Il Governo è ulteriormente impegnato a rafforzare queste azioni: proprio due settimane fa abbiamo aperto questa seconda fase di sperimentazione, in particolare, di modelli di incontro fra domanda e offerta più efficaci per il coinvolgimento delle organizzazioni agricole e sindacali. Abbiamo proposto di partire da Foggia come luogo simbolo cruciale per la presenza di migliaia di aziende agricole che rispettano la legge e che subiscono la concorrenza, spesso sleale, di chi sfrutta.

Posso comunicare, qui, oggi, che si è svolta proprio oggi, a Foggia, la riunione preliminare della prima sezione territoriale della Rete del lavoro agricolo di qualità, proprio nel senso delle indicazioni che anche l'interrogante richiamava.

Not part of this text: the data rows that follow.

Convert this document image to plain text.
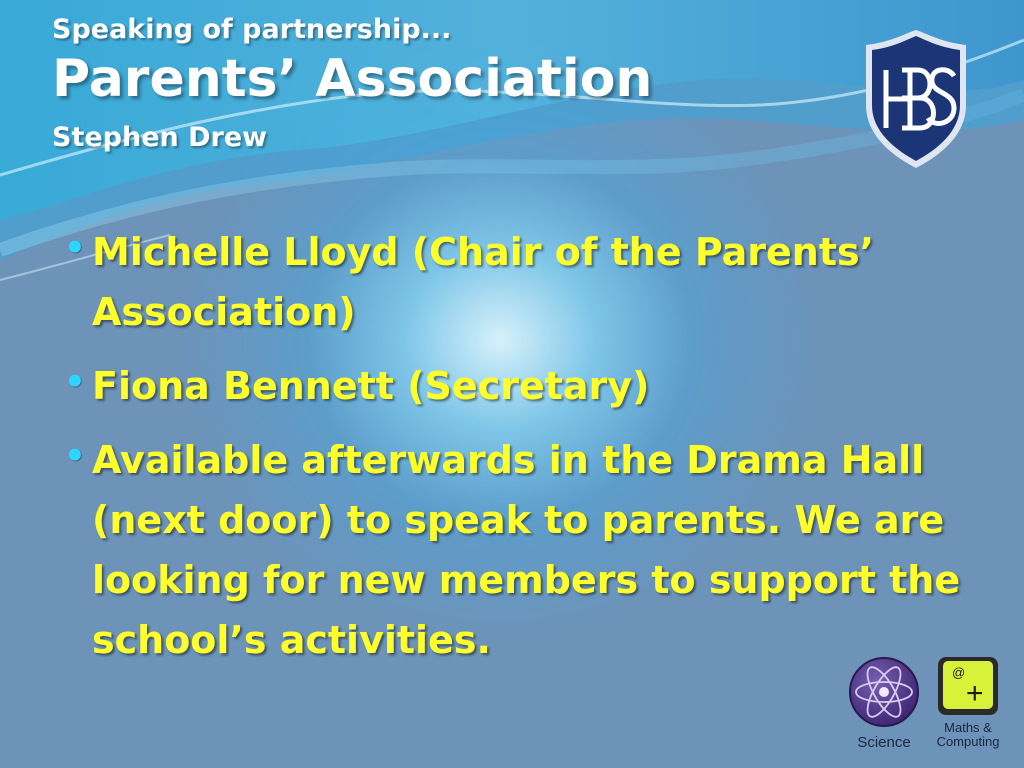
Speaking of partnership...
Parents’ Association
Stephen Drew
• Michelle Lloyd (Chair of the Parents’ Association)
• Fiona Bennett (Secretary)
• Available afterwards in the Drama Hall (next door) to speak to parents. We are looking for new members to support the school’s activities.
Science
@
+
Maths &
Computing
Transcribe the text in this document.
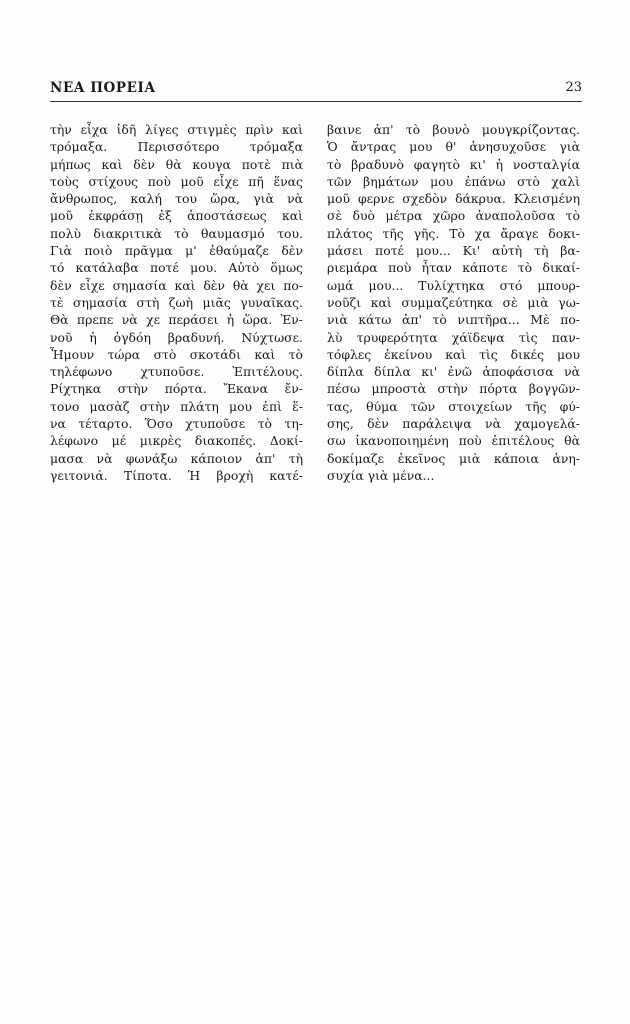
ΝΕΑ ΠΟΡΕΙΑ	23
τὴν εἶχα ἰδῆ λίγες στιγμὲς πρὶν καὶ
τρόμαξα. Περισσότερο τρόμαξα
μήπως καὶ δὲν θὰ κουγα ποτὲ πιὰ
τοὺς στίχους ποὺ μοῦ εἶχε πῆ ἕνας
ἄνθρωπος, καλή του ὥρα, γιὰ νὰ
μοῦ ἐκφράσῃ ἐξ ἀποστάσεως καὶ
πολὺ διακριτικὰ τὸ θαυμασμό του.
Γιὰ ποιὸ πρᾶγμα μ' ἐθαύμαζε δὲν
τό κατάλαβα ποτέ μου. Αὐτὸ ὅμως
δὲν εἶχε σημασία καὶ δὲν θὰ χει πο-
τὲ σημασία στὴ ζωὴ μιᾶς γυναῖκας.
Θὰ πρεπε νὰ χε περάσει ἡ ὥρα. Ἐν-
νοῦ ἡ ὀγδόη βραδυνή. Νύχτωσε.
Ἦμουν τώρα στὸ σκοτάδι καὶ τὸ
τηλέφωνο χτυποῦσε. Ἐπιτέλους.
Ρίχτηκα στὴν πόρτα. Ἔκανα ἔν-
τονο μασὰζ στὴν πλάτη μου ἐπὶ ἕ-
να τέταρτο. Ὅσο χτυποῦσε τὸ τη-
λέφωνο μέ μικρὲς διακοπές. Δοκί-
μασα νὰ φωνάξω κάποιον ἀπ' τὴ
γειτονιά. Τίποτα. Ἡ βροχὴ κατέ-
βαινε ἀπ' τὸ βουνὸ μουγκρίζοντας.
Ὁ ἄντρας μου θ' ἀνησυχοῦσε γιὰ
τὸ βραδυνὸ φαγητὸ κι' ἡ νοσταλγία
τῶν βημάτων μου ἐπάνω στὸ χαλὶ
μοῦ φερνε σχεδὸν δάκρυα. Κλεισμένη
σὲ δυὸ μέτρα χῶρο ἀναπολοῦσα τὸ
πλάτος τῆς γῆς. Τὸ χα ἄραγε δοκι-
μάσει ποτέ μου... Κι' αὐτὴ τὴ βα-
ριεμάρα ποὺ ἦταν κάποτε τὸ δικαί-
ωμά μου... Τυλίχτηκα στό μπουρ-
νοῦζι καὶ συμμαζεύτηκα σὲ μιὰ γω-
νιὰ κάτω ἀπ' τὸ νιπτῆρα... Μὲ πο-
λὺ τρυφερότητα χάϊδεψα τὶς παν-
τόφλες ἐκείνου καὶ τὶς δικές μου
δίπλα δίπλα κι' ἐνῶ ἀποφάσισα νὰ
πέσω μπροστὰ στὴν πόρτα βογγῶν-
τας, θύμα τῶν στοιχείων τῆς φύ-
σης, δὲν παράλειψα νὰ χαμογελά-
σω ἱκανοποιημένη ποὺ ἐπιτέλους θὰ
δοκίμαζε ἐκεῖνος μιὰ κάποια ἀνη-
συχία γιὰ μένα...
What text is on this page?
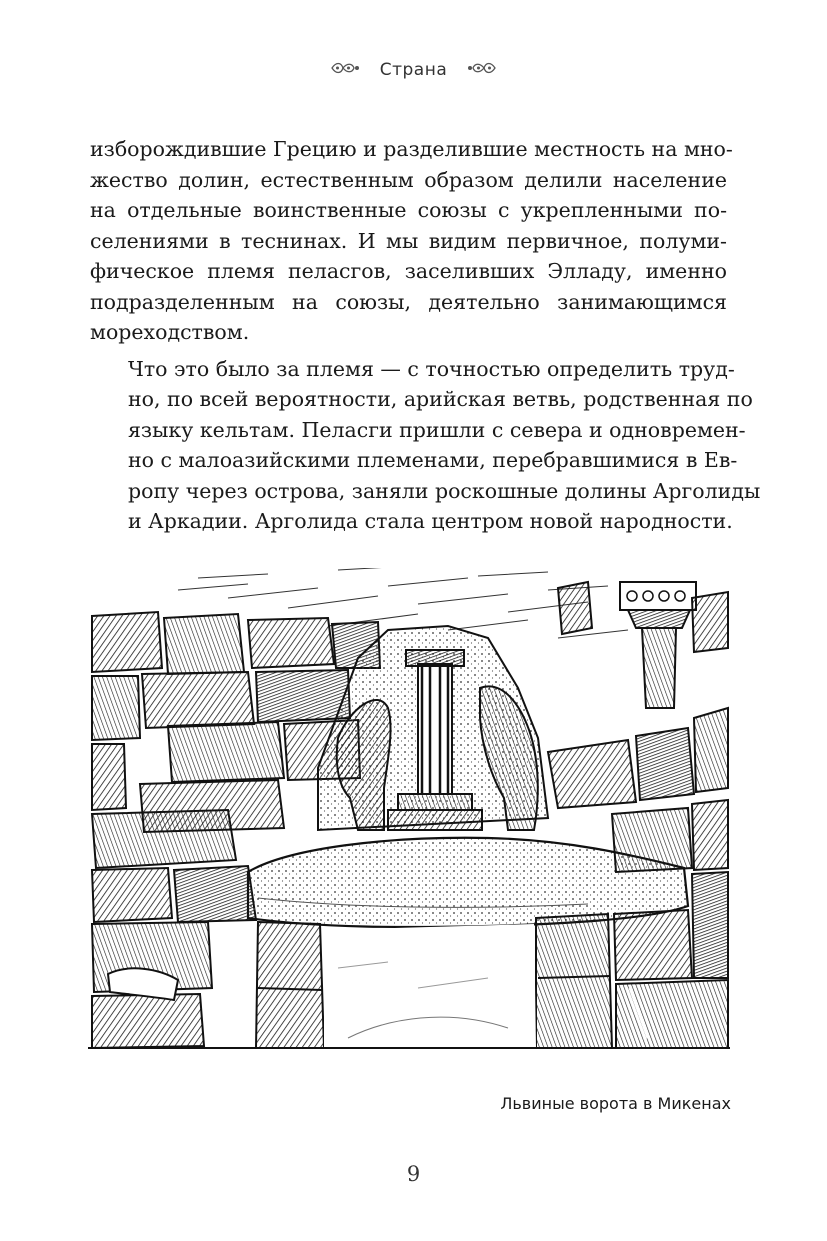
Страна

изборождившие Грецию и разделившие местность на мно-
жество долин, естественным образом делили население
на отдельные воинственные союзы с укрепленными по-
селениями в теснинах. И мы видим первичное, полуми-
фическое племя пеласгов, заселивших Элладу, именно
подразделенным на союзы, деятельно занимающимся
мореходством.

Что это было за племя — с точностью определить труд-
но, по всей вероятности, арийская ветвь, родственная по
языку кельтам. Пеласги пришли с севера и одновремен-
но с малоазийскими племенами, перебравшимися в Ев-
ропу через острова, заняли роскошные долины Арголиды
и Аркадии. Арголида стала центром новой народности.

Львиные ворота в Микенах
9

Voglio anche aggiungere che, proprio oggi, per lavorare sulla trasparenza di filiera, in particolare, nel comparto del pomodoro, proprio questa mattina, al Ministero, abbiamo riunito le organizzazioni agricole sindacali, l'industria, la grande distribuzione, i soggetti del terzo settore, tutti insieme per rilanciare un impegno comune su questo fronte. Si tratta di tutelare una delle esperienze agricole più rappresentative del made in Italy, difendendo la credibilità e isolando chi sfrutta e si pone chiaramente fuori dalle regole. A questo scopo, abbiamo dato vita a un gruppo di lavoro ristretto tecnico, che individui rapidamente strumenti più efficaci per la totale tracciabilità dei prodotti in vista della prossima campagna di raccolta; nella stessa direzione va anche il decreto interministeriale, che abbiamo già firmato, per introdurre l'obbligo di indicazione dell'origine dei derivati del pomodoro. Mi pare che sia un complesso di azioni nuove, straordinarie, che dà conto dell'attività del Governo a tutela del buon lavoro in agricoltura, della dignità dei lavoratori e, in generale, a sostegno di un comparto strategico per lo sviluppo del nostro Paese.